In 2012 Randall Gamby wrote an interesting article on the relationship between identity management and compliance. He stated that identity and access management (IAM) systems could be broken down into two activity areas: predetermined and real-time access control. He went on to define them as:
“Predetermined: the function of determining in advance what access a user should have, what systems a user should have access to and how a user can interact with the data on those systems” and,
“Real-time: access control that is regulated once the user has been granted an account and can make access requests. “
What both of these types of access have in common is that they can change over time. Predetermined access, usually supported in the provisioning phase by static, rules-based systems, often doesn’t complete the provisioning phase. This is due to access needs evolving as the work relationship between the employee and the employer changes. In addition, once predetermined access has been granted, it’s usually not the terminus of the deployment cycle. Many applications, both on-premises, and Cloud-based, require separate, one-off provisioning and approval by specific application owners.
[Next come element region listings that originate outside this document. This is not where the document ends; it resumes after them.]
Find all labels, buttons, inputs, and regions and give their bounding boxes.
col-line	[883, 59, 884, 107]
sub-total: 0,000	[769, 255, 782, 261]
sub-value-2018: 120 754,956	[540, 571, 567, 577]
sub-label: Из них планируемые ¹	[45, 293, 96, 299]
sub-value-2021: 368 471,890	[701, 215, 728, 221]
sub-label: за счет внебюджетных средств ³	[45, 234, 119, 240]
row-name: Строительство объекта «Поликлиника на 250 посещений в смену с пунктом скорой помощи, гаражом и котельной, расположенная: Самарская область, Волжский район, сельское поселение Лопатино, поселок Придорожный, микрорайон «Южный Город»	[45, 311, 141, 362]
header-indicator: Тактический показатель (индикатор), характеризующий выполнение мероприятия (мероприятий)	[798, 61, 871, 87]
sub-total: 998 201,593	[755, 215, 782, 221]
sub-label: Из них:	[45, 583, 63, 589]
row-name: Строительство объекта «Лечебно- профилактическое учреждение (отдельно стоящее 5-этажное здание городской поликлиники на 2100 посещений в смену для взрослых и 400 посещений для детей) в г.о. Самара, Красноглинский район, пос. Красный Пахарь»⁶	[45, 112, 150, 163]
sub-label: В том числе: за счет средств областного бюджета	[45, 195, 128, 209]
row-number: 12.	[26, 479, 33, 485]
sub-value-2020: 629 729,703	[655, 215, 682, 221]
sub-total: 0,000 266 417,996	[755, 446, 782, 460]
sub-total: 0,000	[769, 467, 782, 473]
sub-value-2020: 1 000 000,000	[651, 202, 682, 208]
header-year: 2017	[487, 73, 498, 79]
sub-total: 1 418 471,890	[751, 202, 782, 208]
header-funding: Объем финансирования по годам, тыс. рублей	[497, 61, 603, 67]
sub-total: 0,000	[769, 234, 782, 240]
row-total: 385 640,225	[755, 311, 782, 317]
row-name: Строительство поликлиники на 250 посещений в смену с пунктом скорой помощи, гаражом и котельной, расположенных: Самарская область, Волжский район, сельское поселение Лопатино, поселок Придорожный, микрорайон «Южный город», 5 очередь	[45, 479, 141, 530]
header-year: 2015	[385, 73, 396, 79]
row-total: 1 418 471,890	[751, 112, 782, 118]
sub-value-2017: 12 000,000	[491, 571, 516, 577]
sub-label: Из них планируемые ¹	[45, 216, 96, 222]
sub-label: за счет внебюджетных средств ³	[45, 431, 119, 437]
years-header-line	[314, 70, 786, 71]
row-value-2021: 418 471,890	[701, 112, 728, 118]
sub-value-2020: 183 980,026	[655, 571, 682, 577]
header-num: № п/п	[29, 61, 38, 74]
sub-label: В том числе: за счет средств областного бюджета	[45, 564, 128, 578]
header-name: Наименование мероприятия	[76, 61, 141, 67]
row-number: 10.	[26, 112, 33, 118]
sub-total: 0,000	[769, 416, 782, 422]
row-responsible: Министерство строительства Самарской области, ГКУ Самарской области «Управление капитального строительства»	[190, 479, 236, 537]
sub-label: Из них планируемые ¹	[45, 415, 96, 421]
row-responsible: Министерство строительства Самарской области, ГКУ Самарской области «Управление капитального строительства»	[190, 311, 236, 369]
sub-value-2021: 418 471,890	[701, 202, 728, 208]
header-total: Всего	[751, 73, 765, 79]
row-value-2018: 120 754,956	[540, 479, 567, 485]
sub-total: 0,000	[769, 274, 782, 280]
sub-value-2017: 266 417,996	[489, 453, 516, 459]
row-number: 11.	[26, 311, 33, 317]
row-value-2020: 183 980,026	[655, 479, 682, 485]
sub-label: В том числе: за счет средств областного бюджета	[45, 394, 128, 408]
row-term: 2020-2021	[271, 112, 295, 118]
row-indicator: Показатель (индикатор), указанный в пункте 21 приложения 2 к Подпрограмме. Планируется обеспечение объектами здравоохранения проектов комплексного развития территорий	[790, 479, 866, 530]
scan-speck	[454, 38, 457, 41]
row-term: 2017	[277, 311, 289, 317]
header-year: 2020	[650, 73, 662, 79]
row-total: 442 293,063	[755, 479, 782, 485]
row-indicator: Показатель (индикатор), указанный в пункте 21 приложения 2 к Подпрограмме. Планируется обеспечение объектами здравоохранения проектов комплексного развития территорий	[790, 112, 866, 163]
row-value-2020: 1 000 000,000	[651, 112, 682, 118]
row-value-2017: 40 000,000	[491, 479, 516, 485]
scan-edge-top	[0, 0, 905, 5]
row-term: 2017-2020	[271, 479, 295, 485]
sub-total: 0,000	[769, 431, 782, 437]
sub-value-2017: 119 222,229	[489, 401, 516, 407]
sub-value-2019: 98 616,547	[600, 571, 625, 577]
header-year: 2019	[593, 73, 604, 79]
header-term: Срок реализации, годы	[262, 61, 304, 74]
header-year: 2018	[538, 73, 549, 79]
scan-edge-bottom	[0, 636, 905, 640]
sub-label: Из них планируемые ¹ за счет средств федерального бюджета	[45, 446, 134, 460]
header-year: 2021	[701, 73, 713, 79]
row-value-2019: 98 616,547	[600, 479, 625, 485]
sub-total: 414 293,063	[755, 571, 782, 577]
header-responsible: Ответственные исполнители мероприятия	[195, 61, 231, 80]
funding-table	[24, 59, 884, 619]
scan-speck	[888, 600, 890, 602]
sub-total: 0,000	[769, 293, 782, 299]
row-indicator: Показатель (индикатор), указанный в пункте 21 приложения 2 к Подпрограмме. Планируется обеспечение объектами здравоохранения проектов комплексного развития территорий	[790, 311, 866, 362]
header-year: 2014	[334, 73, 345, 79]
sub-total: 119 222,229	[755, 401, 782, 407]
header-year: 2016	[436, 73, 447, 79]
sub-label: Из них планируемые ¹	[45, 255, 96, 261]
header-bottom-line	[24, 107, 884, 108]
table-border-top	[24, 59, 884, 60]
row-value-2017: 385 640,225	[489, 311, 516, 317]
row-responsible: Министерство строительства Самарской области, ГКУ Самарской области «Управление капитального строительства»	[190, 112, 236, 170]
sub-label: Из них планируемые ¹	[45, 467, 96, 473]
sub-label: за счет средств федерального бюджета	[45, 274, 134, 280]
Adding real-time access privileges can take many forms, but most have time-bound limitations. Temporary access may be granted due to vacations, trouble-shooting application problems, audits, and a variety of other needs.
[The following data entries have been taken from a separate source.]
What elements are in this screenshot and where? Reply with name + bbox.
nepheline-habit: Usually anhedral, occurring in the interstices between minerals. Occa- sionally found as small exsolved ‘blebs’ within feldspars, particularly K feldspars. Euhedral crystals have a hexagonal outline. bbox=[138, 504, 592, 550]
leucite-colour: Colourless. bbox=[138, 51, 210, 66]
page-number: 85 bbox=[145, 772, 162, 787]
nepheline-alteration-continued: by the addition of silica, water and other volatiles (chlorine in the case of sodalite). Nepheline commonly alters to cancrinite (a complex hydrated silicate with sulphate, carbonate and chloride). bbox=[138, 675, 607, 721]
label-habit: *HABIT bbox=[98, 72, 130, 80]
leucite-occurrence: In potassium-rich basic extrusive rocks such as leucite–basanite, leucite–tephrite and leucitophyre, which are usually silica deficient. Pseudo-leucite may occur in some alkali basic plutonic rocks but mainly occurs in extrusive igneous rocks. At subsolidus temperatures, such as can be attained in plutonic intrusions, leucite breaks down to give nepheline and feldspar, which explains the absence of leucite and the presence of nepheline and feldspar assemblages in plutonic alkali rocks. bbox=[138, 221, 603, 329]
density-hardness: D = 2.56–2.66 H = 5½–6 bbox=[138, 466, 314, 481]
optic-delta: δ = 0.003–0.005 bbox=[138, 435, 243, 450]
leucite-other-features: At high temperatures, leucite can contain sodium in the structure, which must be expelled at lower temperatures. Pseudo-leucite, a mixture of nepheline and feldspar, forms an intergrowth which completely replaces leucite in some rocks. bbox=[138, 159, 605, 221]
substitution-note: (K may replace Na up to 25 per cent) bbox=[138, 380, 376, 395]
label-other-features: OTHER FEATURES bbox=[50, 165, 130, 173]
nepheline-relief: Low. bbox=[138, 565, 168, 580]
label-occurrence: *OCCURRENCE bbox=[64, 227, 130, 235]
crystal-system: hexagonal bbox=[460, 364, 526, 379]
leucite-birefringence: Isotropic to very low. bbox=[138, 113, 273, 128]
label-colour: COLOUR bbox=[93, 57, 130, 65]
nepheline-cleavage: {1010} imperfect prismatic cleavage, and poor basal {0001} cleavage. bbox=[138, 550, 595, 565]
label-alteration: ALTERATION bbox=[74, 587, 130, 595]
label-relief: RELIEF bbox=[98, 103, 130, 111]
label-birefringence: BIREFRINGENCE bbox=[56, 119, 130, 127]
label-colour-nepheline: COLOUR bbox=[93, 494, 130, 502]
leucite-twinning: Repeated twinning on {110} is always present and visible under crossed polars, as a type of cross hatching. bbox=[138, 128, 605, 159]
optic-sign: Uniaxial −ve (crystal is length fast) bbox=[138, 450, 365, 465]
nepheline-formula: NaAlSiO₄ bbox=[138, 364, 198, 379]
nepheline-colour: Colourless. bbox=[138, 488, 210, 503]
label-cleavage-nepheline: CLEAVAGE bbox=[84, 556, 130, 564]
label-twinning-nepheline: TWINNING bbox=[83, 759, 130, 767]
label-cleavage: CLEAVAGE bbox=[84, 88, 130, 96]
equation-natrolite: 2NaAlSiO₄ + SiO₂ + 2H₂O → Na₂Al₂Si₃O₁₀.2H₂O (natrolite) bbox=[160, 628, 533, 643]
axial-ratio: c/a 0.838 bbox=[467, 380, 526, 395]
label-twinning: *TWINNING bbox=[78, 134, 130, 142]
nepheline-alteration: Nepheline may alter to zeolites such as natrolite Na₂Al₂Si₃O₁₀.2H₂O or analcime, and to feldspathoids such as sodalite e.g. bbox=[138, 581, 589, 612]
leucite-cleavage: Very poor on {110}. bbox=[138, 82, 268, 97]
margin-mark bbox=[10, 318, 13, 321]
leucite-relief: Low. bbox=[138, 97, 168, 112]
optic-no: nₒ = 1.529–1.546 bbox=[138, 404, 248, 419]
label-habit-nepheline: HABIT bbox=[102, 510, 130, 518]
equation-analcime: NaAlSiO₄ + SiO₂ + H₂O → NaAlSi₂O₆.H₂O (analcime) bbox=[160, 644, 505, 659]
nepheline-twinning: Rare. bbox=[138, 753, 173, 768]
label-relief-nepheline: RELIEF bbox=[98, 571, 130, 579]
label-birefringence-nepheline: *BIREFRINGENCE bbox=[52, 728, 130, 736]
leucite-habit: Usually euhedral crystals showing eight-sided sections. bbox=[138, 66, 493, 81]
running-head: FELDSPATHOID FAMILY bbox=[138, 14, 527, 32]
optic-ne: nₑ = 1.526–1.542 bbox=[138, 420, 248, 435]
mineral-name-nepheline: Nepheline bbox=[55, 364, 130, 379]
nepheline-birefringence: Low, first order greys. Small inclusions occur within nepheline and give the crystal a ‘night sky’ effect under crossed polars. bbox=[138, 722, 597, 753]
Both types of access can create compliance problems for the organization if not properly tracked and adjusted over time. An accumulation of the real-time type of access that is no longer needed can leave an organization open to increased risk from insiders and expand its attack surface. Predetermined access that is not constantly updated means employees aren’t productive and creating value for the organization in an expeditious manner. This robs the organization of a potential advantage and can result in issues at audit time.
How do you ensure (or certify as part of an audit), in advance of either type of access being granted, that the right access is being provisioned to the right person at the right time, and that excess access is being kept in check? Behavior-based machine learning algorithms may be part of the solution.
Now widely used to detect security breaches, user and entity behavior analytics (UEBA) has a role to play in establishing that granted access is “situationally correct.” Access behavior data from current employees can provide guidance for the needs of new employees. It can also be used to discover the access that is granted outside of static rule-based provisioning systems and suggest new rules for including these one-off applications. Additionally, it can be used to find access and privileges that are granted but no longer needed. As over allocated or unused access is discovered, the system reports this information to a human or rules are put in place to automatically remove access.
For financial services companies, this approach assists with compliances like FFIEC, FRB, FDIC, OCC, NCUA, CFPB, ACSSS, CSBS, NASCUS. For companies in the EU, this can help with GDPR. For companies in power generation and distribution industry, this approach supports NERC-CIP. In the healthcare sector, correct data access is required for HIPAA. Lastly, for any business that accepts credit cards, access and privilege management is critical for PCI compliance.